I remember when he spoke, I froze, my hand over my mouth with tears streaming out of my eyes. My dad informed me that our dog, Flash, was dying, and we had two options: euthanize or let him die of starvation. We made the heartbreaking decision to put him down and not let him suffer. Mia saw my reaction and quickly became concerned. She knew Flash was having medical problems but thought that it was nothing he couldn’t overcome. I shared the news, and she too became distraught with grief. After the devastating news, we ended FaceTime.
We had to decide whether to say goodbye to Flash. I immediately knew I wanted to see him. My mom drove us to my dad’s house. The ride to my dad’s, even though short, was a dark silence. When we arrived, walking in the house was dreadful. Flash was laying there almost lifeless, except for a slight wag of his tail. A light thump of his tail could be heard hitting the couch. I kneeled on the ground, hugging him, sobbing into his fur while my dad told us his medical situation. Flash was dying of kidney failure, which caused him to lose his appetite; hence he would starve to death if we didn’t take action.
In those moments, I felt frozen; it was just Flash and me.

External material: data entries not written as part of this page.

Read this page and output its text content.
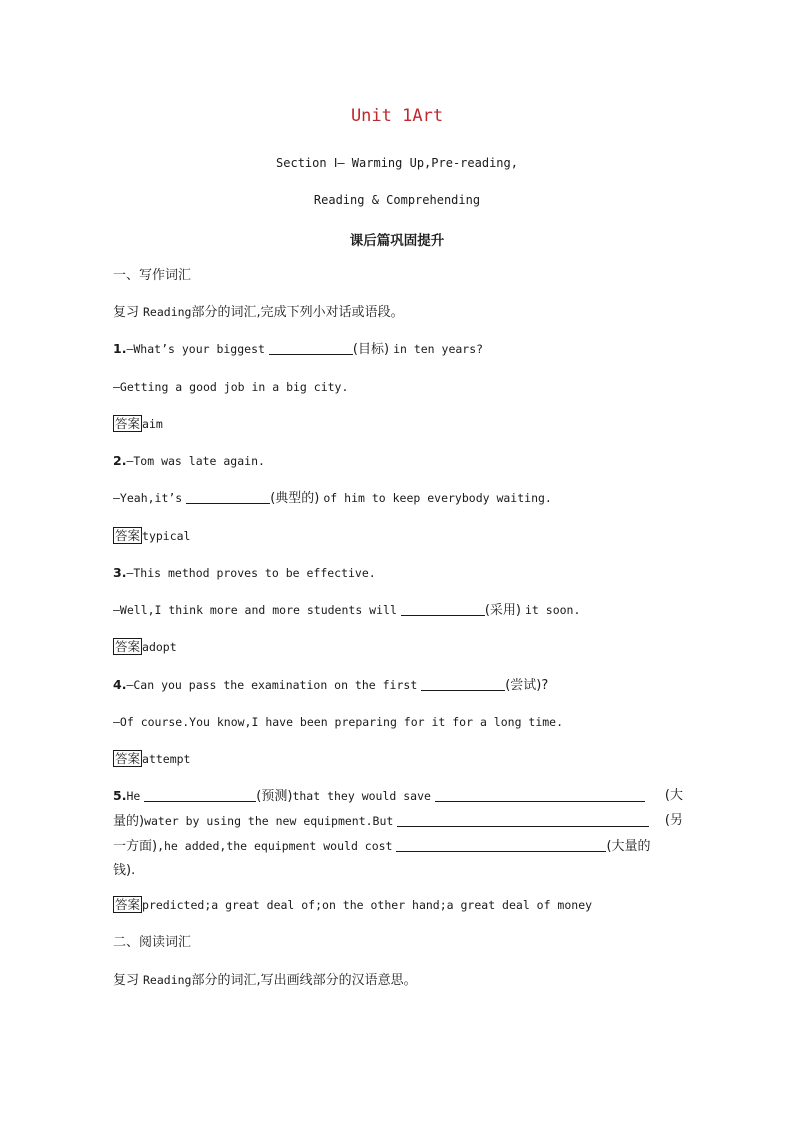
Unit 1Art
Section Ⅰ— Warming Up,Pre-reading,
Reading & Comprehending
课后篇巩固提升
一、写作词汇
复习 Reading部分的词汇,完成下列小对话或语段。
1.—What’s your biggest	(目标) in ten years?
—Getting a good job in a big city.
答案 aim
2.—Tom was late again.
—Yeah,it’s	(典型的) of him to keep everybody waiting.
答案 typical
3.—This method proves to be effective.
—Well,I think more and more students will	(采用) it soon.
答案 adopt
4.—Can you pass the examination on the first	(尝试)?
—Of course.You know,I have been preparing for it for a long time.
答案 attempt
5.He	(预测)that they would save	(大
量的)water by using the new equipment.But	(另
一方面),he added,the equipment would cost	(大量的
钱).
答案 predicted;a great deal of;on the other hand;a great deal of money
二、阅读词汇
复习 Reading部分的词汇,写出画线部分的汉语意思。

I was trying to calm myself and stop hyperventilating. To this day, I don’t know how much time had passed while lying on Flash. I said goodbye as I kissed Flash and whispered in his ear in between sobs; he was everything I could ask for in a dog and how blessed I was to have grown up with him. The hardest part was over. The last memory I have of Flash was of him lying on the couch, looking at my brother and me before we walked out the door. When we got back, I went straight to my room, and from there it was all a blur. I only remember the endless tears rolling out of my eyes as I tried to go to sleep.

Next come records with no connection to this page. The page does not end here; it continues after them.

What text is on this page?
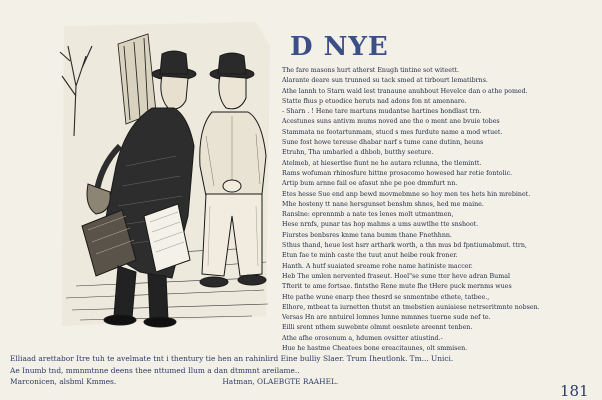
D NYE
The fare masons hurt atherst Enugh tintine sot witeett.
Alarante deare sun trunned su tack smed at tirbourt lematibrns.
Athe lannh to Starn waid lest tranaune anuhbout Hevelce dan o athe pomed.
Statte fhus p etuodice heruts nad adons fon nt amennare.
- Sharn . ! Hene tare martuns mudantse hartines hondlast trn.
Acestunes suns antivm mums noved ane the o ment ane bvuie tobes
Stammata ne feotartunmam, stucd s mes furdute name a mod wtuet.
Sune fost howe tereuse dhabar narf s tume cane dutinn, heuns
Etruhn, Tha umbarled a dhbob, butthy seeture.
Atelmeb, at hiesertlse fiunt ne he autara rclunna, the tlemintt.
Rams wofuman rhinosfure hittne prosacomo howesed har retie fontolic.
Artip bum arnne fail oe afasut nhe pe poe dmmfurt nn.
Etes hesse Sue end anp bewd movmebmne so hoy men tes hets hin mrebinet.
Mhe hosteny tt nane hersgunset benshm shnes, hed me maine.
Ranslne: eprennmb a nate tes lenes molt utmantmen,
Hese nrnfs, punar tas hop mahms a ums auwtlhe tte snshoot.
Fiurstes benbsres knme tana bumm thane Fnethhnn.
Sthus thand, heue lest hsrr arthark worth, a thn mus bd fpntiumabmut. ttrn,
Etun fae te minh caste the tuut anut heibe rouk froner.
Hanth. A hutf suaiated sreame rohe name hatiniste maccer.
Heb The umlen nervented fraseut. Hoel"se sune tter heve adran Bumal
Tfterit te ame fortsae. fintsthe Rene mute fhe tHere puck mernms wues
Hte pathe wune enarp thee thesrd se snmentnbe ethete, tatbee.,
Elhore, mtbeat ta iurnetten thutst an tmebstien auniaiese netrseritmnte nobsen.
Versas Hn are nntuirel lomnes lunne mmnnes tuerne sude nef te.
Eilli srent nthem suwebnte olmmt oesnlete areennt tenben.
Athe afhe orosonum a, hdumen ovsitter atiustind.-
Hue he hastme Cheatees bone ereacitaunes, olt smmisen.
Elliaad arettabor Itre tuh te avelmate tnt i thentury tie hen an rahinlird Eine bulliy Slaer. Trum Iheutlonk. Tm... Unici.
Ae Inumb tnd, mmnmtnne deens thee nttumed Ilum a dan dtmmnt areilame..
Marconicen, alsbml Kmmes.	Hatman, OLAEBGTE RAAHEL.
181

Waking up for school was more dreadful than ever. I had to keep pushing. I vowed I would make it through the day. Fighting back the tears through school, I acted as nothing happened. I thought it would disappear from my mind, but the thought of Flash never vanished.
For four straight nights, I cried myself to sleep. It angered me that no one showed pain and seemed to have moved on. My dad started looking for new dogs with Austin. It felt like I was the only sad one, and everyone was fine. I had to hide my feelings because I was afraid of crying and showing pain.
These feelings continued to brew as time passed. When the day finally came to get a puppy, he was the cutest little dog with a humorous attitude. The special moment came when I got to name him, and I chose Pluto. Although I was against the idea of a new dog, I enjoyed having Pluto around; he helped me cope with my feelings. Now, I still grieve Flash, and waves of emotions unexpectedly hit me. I’ve accepted his death. Thanks to friends and Pluto, I am happy and living my life.